Whenever I see “based on a true story” hitched to any sort of media presentation, I understand that the “based” part simply means, “Something happened. One or more elements of what happened may appear in the following presentation. . . or may not.”

Of course, this makes such media presentations “truer” than a typical “news” story, so there’s that. . .

From News of the “You’re Kidding Me, Right?” File

Looks like someone is trying to hold a “Baptist healing service”. . .

One of the most amusing things I’ve seen recently in a product description was for a $300 buffalo-hide “fleece-lined duffle bag.” Supposedly, “New Zealand lambs’ fleece lining will help keep breakables safe when traveling.” Yeh, pull the other one. One would need an adamantium case lined with several inches of viscoelastic foam to even come close to keeping breakables safe from baggage handlers, let alone TSA goons.

Ah! Those Dumb, Cheesy 80s Shows. . .

Sadly, even the naive cheesiness of most 80s TV shows is revealed today as simple “dumbitudinousness.”
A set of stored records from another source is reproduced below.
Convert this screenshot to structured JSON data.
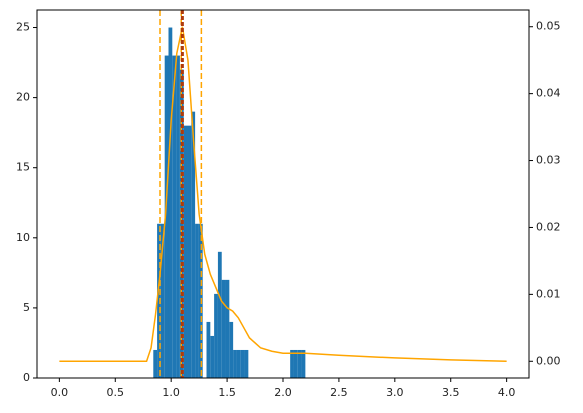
{
  "chart_data": {
    "type": "histogram",
    "bins": [
      0.84,
      0.874,
      0.908,
      0.942,
      0.976,
      1.01,
      1.044,
      1.078,
      1.112,
      1.146,
      1.18,
      1.214,
      1.248,
      1.282,
      1.316,
      1.35,
      1.384,
      1.418,
      1.452,
      1.486,
      1.52,
      1.554,
      1.588,
      1.622,
      1.656,
      1.69,
      1.724,
      1.758,
      1.792,
      1.826,
      1.86,
      1.894,
      1.928,
      1.962,
      1.996,
      2.03,
      2.064,
      2.098,
      2.132,
      2.166,
      2.2
    ],
    "values": [
      2,
      11,
      11,
      23,
      25,
      23,
      23,
      22,
      18,
      18,
      19,
      11,
      11,
      0,
      4,
      3,
      6,
      9,
      7,
      7,
      4,
      2,
      2,
      2,
      2,
      0,
      0,
      0,
      0,
      0,
      0,
      0,
      0,
      0,
      0,
      0,
      2,
      2,
      2,
      2
    ],
    "color": "#1f77b4",
    "density": {
      "type": "line",
      "axis": "y2",
      "color": "#ffa500",
      "x": [
        0,
        0.5,
        0.78,
        0.82,
        0.86,
        0.9,
        0.95,
        1.0,
        1.05,
        1.1,
        1.15,
        1.2,
        1.25,
        1.3,
        1.35,
        1.4,
        1.45,
        1.5,
        1.55,
        1.6,
        1.65,
        1.7,
        1.8,
        1.9,
        2.0,
        2.2,
        2.5,
        3.0,
        3.5,
        4.0
      ],
      "values": [
        0,
        0,
        0,
        0.002,
        0.007,
        0.013,
        0.022,
        0.036,
        0.046,
        0.05,
        0.045,
        0.033,
        0.022,
        0.016,
        0.013,
        0.011,
        0.009,
        0.008,
        0.0075,
        0.0065,
        0.005,
        0.0035,
        0.002,
        0.0015,
        0.0012,
        0.0012,
        0.0009,
        0.0005,
        0.0002,
        0
      ]
    },
    "vlines": [
      {
        "x": 0.9,
        "color": "#ffa500"
      },
      {
        "x": 1.09,
        "color": "#ffa500"
      },
      {
        "x": 1.1,
        "color": "#b03a0a"
      },
      {
        "x": 1.27,
        "color": "#ffa500"
      }
    ],
    "xlim": [
      -0.2,
      4.2
    ],
    "xticks": [
      {
        "value": 0,
        "label": "0.0"
      },
      {
        "value": 0.5,
        "label": "0.5"
      },
      {
        "value": 1,
        "label": "1.0"
      },
      {
        "value": 1.5,
        "label": "1.5"
      },
      {
        "value": 2,
        "label": "2.0"
      },
      {
        "value": 2.5,
        "label": "2.5"
      },
      {
        "value": 3,
        "label": "3.0"
      },
      {
        "value": 3.5,
        "label": "3.5"
      },
      {
        "value": 4,
        "label": "4.0"
      }
    ],
    "ylim": [
      0,
      26.25
    ],
    "yticks": [
      0,
      5,
      10,
      15,
      20,
      25
    ],
    "y2lim": [
      -0.0025,
      0.0525
    ],
    "y2ticks": [
      {
        "value": 0,
        "label": "0.00"
      },
      {
        "value": 0.01,
        "label": "0.01"
      },
      {
        "value": 0.02,
        "label": "0.02"
      },
      {
        "value": 0.03,
        "label": "0.03"
      },
      {
        "value": 0.04,
        "label": "0.04"
      },
      {
        "value": 0.05,
        "label": "0.05"
      }
    ]
  }
}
McGyvver’s ingenious “inventions” are just as unworkable and stupid today as they were then. For me, McGyver was always moderately enjoyable as an exercise of my “suspension of disbelief muscle.” Things really, really do NOT work “that” way (whatever way most of his improvisational devices were supposed to work). . . *heh*

Star Trek TNG is still as dumb as it was then, though it lacks even the appeal of any serious cheesiness.

Etc.

The one 80s show that holds up even today is The Greatest American Hero. It’s just as dumb and cheesy today as it was then. Culp at least gave it a wee bit of (cheesy, of course) campiness. Oh, and it did have the picturesque (though lackluster acting of) Connie Selleca. There’s that. G-rated pinup girl for The Greatest American Hero.

But. . . there’s not much else that I find appealing about 80s shows today. In that, they share my evaluation of almost all contemporary TV shows: Stupid, without even the appeal of mockable cheesiness.

Too bad the Rockford Files stopped in 1980. If it had not, I’d have an 80s show to watch for something other than mockable stupidity or cheesiness.

Maybe I should only watch movies on our TV. Oh, wait. Stupid movies, too.

Oh, well. Perhaps I’m not meant to own a TV? No, wait. There are still good movies to watch, just not many made nowadays. Some Bruce Campbell “B” (or “C”) movies for camp. Archived copies of “Matilda,” “Johnny English,” etc. IOW, real classics. *heh*

What?!? When Does THAT Happen?

Feeling a wee bit ambivalent. Disconcerted but thankful. Ins paid a larger percentage of ER bill for my Wonder Woman’s broken arm) than it promised to pay (on policy). How often does that happen?

(*scratches head and says to self* Don’t rock the boat, bubba.)

Talking to the Dead

I have fun reading book blurbs of books I’ll never read. Take a recent blurb about a “cozy paranormal mystery” featuring two young women, “One a baker, the other a mortician’s assistant, and both blessed (or cursed) with the gift of talking to the dead. . . ”

OK, even leaving aside the stupidity of the supposed “gift/curse,” methinks the blurb writer should go back to Remedial Blurb Writing 101. ANYONE can talk TO the dead, or pretend to (or delude themselves into thinking they are). I’d not expect any real two way conversations, but imagining one is talking TO dead people is something many folks do. Not me, but others seem to do so.

But, if I were dead and just hanging around (although I rank that as happening somewhere around the Twelfth of Never), I wouldn’t stand for being talked to by some flesh puppet. Nope. Wanna talk to me? Buh-bye!


More seriously, what’s the appeal of necromancy, eh? I mean, #gagamaggot.

Warning Shots

Always fire a warning shot. There are two main camps on the subject of warning shots: in the air and into the ground. I demur. The best warning shot is center of mass. It conserves ammo and definitely gets the message across with little chance of misunderstanding. (Center of mass warning shots also minimize collateral damage.)

One should always continue offering proper warning shots until an aggressor’s off switch is fully engaged, although, if the aggressor’s off switch is not located near his center of mass, a polite tap-to-the-head warning shot might be required. Oh, be ultra polite and make it two.